The Esperance Civic Centre was reopened as an emergency evacuation centre just before midday Saturday.
And a Department of Fire and Emergency Services alert was upgraded from a “watch and act” to an “emergency warning”, with people living in the Mullet Lakes and Bandy Creek areas urged to flee their homes to a safer place.
It comes in the wake of a horrendous week of blazes, the worst in farming communities to the north of Esperance that claimed four lives and destroyed at least two homes.
Fire crews spent the morning mopping up and strengthening containment lines but the new flare up means they have been sent back to the fire front.

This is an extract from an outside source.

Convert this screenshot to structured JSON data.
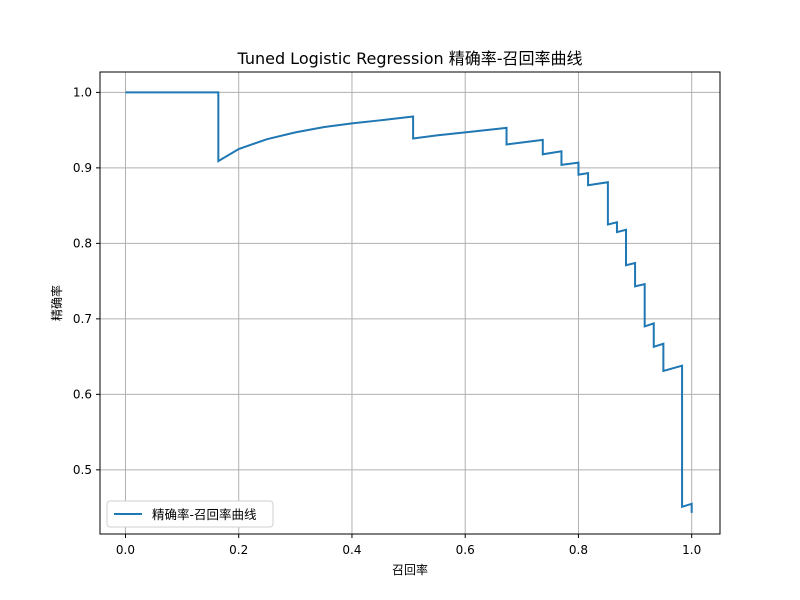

Aerial water bombers have also been deployed to battle the “out of control” and “unpredictable” blaze.
However, DFES Superintendent Craig Waters said he expected the fire to be brought back under control today and that it would not threaten the Esperance townsite.
More than 200 firefighters and 100 pastoralists have been fighting fires across the Shire of Esperance, with advice alerts also in place for Salmon Gums and Grass Patch to the north of the coastal town and the Thomas River-Poison Creek area of Cape Arid National Park to the east.
There is also a severe fire warning for parts of the Pilbara, the Goldfields Midlands and Midwest Gascoyne with the Bureau of Meteorology forecasting hot, dry and windy conditions.
The Salmon Gums and Grass Patch fire left four people dead, including local farmer Kym Curnow, who was hailed as a hero for saving several people from driving into the inferno before becoming trapped himself.
Norwegian national Anna Sashohova Winther, 29, British man Thomas Leslie Butcher, 31, and German woman Julia Kohrs-Lichte, 19, also died trying to outrun the fire.